Матильда недовольно покачала головой и поспешила вслед за Герлок, услышав ее возглас:

– Смотри! Мех горностая и рыси!

Байе вырос на руинах римской цитадели. Ее крепкие каменные стены были разрушены норманнами, а затем восстановлены, пусть даже и не во всем своем величии. На стене за отесанными стволами деревьев скрывались воины графа, которые вглядывались в равнины, окружающие город, чтобы своевременно заметить опасность.

Некоторые прилавки располагались в тени стены, куда даже в полдень не попадали солнечные лучи и где земля все еще была покрыта льдом. Герлок решительно ступала по ней, хотя, должно быть, очень мерзла в своей легкой обуви. Девушка восторженно гладила меха, набрасывала их на плечи, прижимала к щекам и подбородку.

– Хочешь себе такой? – спросила она Матильду. – Конечно, я не стала бы предлагать тебе что-то дорогое. Я знаю, какая ты скромная. Но посмотри: эта накидка из беличьего меха была бы тебе к лицу.

Матильда замотала головой, и Герлок не стала ее уговаривать, потому что увидела нечто еще более привлекательное.

– Какие шляпки! – восхитилась она и бросилась к соседнему прилавку. – Как изысканно они выглядят! Гораздо изысканнее, чем шапки и береты норманнов.

Матильда последовала за Герлок и удивленно уставилась на странные головные уборы. Они были островерхие и такие крошечные, что, наверное, не закрывали даже ушей.

– Они же совершенно не защищают от холода, – произнесла Матильда.

– Как будто одежду носят для того, чтобы согреться! – рассмеялась Герлок.
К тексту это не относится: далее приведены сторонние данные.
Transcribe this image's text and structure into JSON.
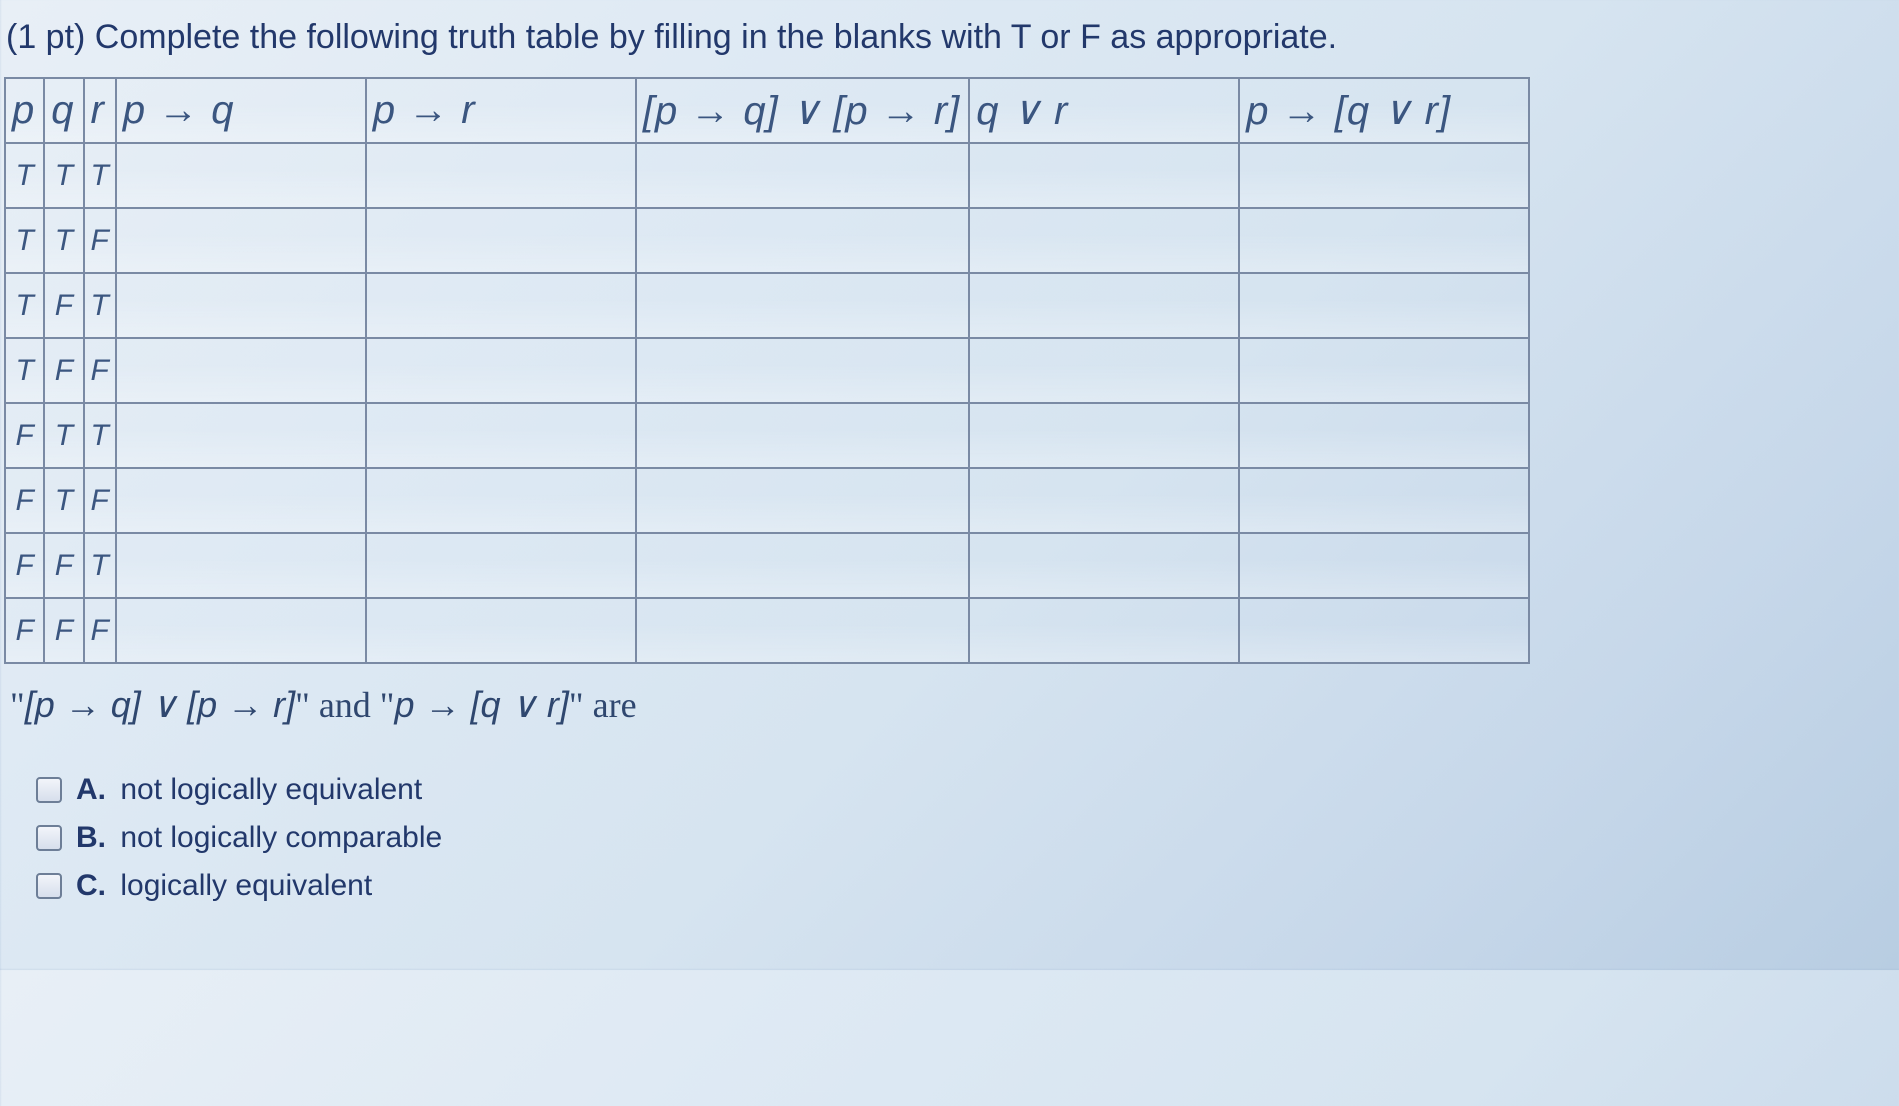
{
  "prompt": "(1 pt) Complete the following truth table by filling in the blanks with T or F as appropriate.",
  "headers": {
    "p": "p",
    "q": "q",
    "r": "r",
    "pq": "p → q",
    "pr": "p → r",
    "disj": "[p → q] ∨ [p → r]",
    "qvr": "q ∨ r",
    "last": "p → [q ∨ r]"
  },
  "rows": [
    {
      "p": "T",
      "q": "T",
      "r": "T",
      "pq": "",
      "pr": "",
      "disj": "",
      "qvr": "",
      "last": ""
    },
    {
      "p": "T",
      "q": "T",
      "r": "F",
      "pq": "",
      "pr": "",
      "disj": "",
      "qvr": "",
      "last": ""
    },
    {
      "p": "T",
      "q": "F",
      "r": "T",
      "pq": "",
      "pr": "",
      "disj": "",
      "qvr": "",
      "last": ""
    },
    {
      "p": "T",
      "q": "F",
      "r": "F",
      "pq": "",
      "pr": "",
      "disj": "",
      "qvr": "",
      "last": ""
    },
    {
      "p": "F",
      "q": "T",
      "r": "T",
      "pq": "",
      "pr": "",
      "disj": "",
      "qvr": "",
      "last": ""
    },
    {
      "p": "F",
      "q": "T",
      "r": "F",
      "pq": "",
      "pr": "",
      "disj": "",
      "qvr": "",
      "last": ""
    },
    {
      "p": "F",
      "q": "F",
      "r": "T",
      "pq": "",
      "pr": "",
      "disj": "",
      "qvr": "",
      "last": ""
    },
    {
      "p": "F",
      "q": "F",
      "r": "F",
      "pq": "",
      "pr": "",
      "disj": "",
      "qvr": "",
      "last": ""
    }
  ],
  "sentence": {
    "q1": "\"",
    "e1": "[p → q] ∨ [p → r]",
    "mid": "\" and \"",
    "e2": "p → [q ∨ r]",
    "q2": "\" are"
  },
  "options": [
    {
      "letter": "A.",
      "text": "not logically equivalent"
    },
    {
      "letter": "B.",
      "text": "not logically comparable"
    },
    {
      "letter": "C.",
      "text": "logically equivalent"
    }
  ]
}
Матильда хотела возразить ей, но потом поняла, что имеет в виду ее собеседница. Послушнице было чуждо тщеславие Герлок, но не ее стремление получать от жизни больше, чем сытную еду и мягкую постель. Матильда разделяла и ее уверенность в том, что нельзя безвольно следовать по течению, как сейчас за толпой, что нужно самой определять направление и идти вперед, даже если для этого придется толкаться и пинаться. Задумавшись, она гладила грубые войлочные и шерстяные варежки, лежащие на том же прилавке.

Герлок потянула послушницу к другому торговцу.

– Эта накидка из пурпурной ткани сделана во Фризии, – заявила она со знанием дела. – К сожалению, в ней нет золотых нитей.

Ее огорчение длилось недолго. Сначала Матильда не понимала, что могло привлечь ее спутницу на соседнем прилавке, где продавались преимущественно предметы обихода: ткацкие рамки и бронзовые чаши, ножи, серпы и ножницы, веретена и грузики для ткацкого станка, но потом увидела в руках Герлок янтарный гребень. Девушка подержала его под лучами солнца, так что он засверкал золотом, а затем воткнула в свои пышные локоны пепельного цвета, которые, стянутые на затылке тоненькой лентой, ниспадали на спину.

– Разве он не прекрасен?! – воскликнула Герлок.

Она не стала дожидаться одобрения Матильды, а купила гребень не торгуясь и поспешила к следующему прилавку. Ее совершенно не смутило то, что прямо перед ним в луже валялась хрюкающая свинья, которая, видимо, сбежала от скотовода. Герлок показала на горшочек с синей пастой.

– Эту краску наносят на веки, – объяснила она, – или под глазами.

Матильда уже однажды видела Герлок накрашенной и не могла понять, как человек, которого Бог создал по своему образу и подобию, может вносить такие изменения в Его замысел. Высказать упрек послушница не успела, потому что Герлок невольно крикнула:

– На свадьбу я тоже накрашу глаза!

Матильда нахмурилась. Герлок часто представляла своего будущего мужа. Она с завистью смотрела на свою сводную сестру Кадлин – дочь Роллона и его кельтской возлюбленной, – которая вышла замуж в пятнадцать лет.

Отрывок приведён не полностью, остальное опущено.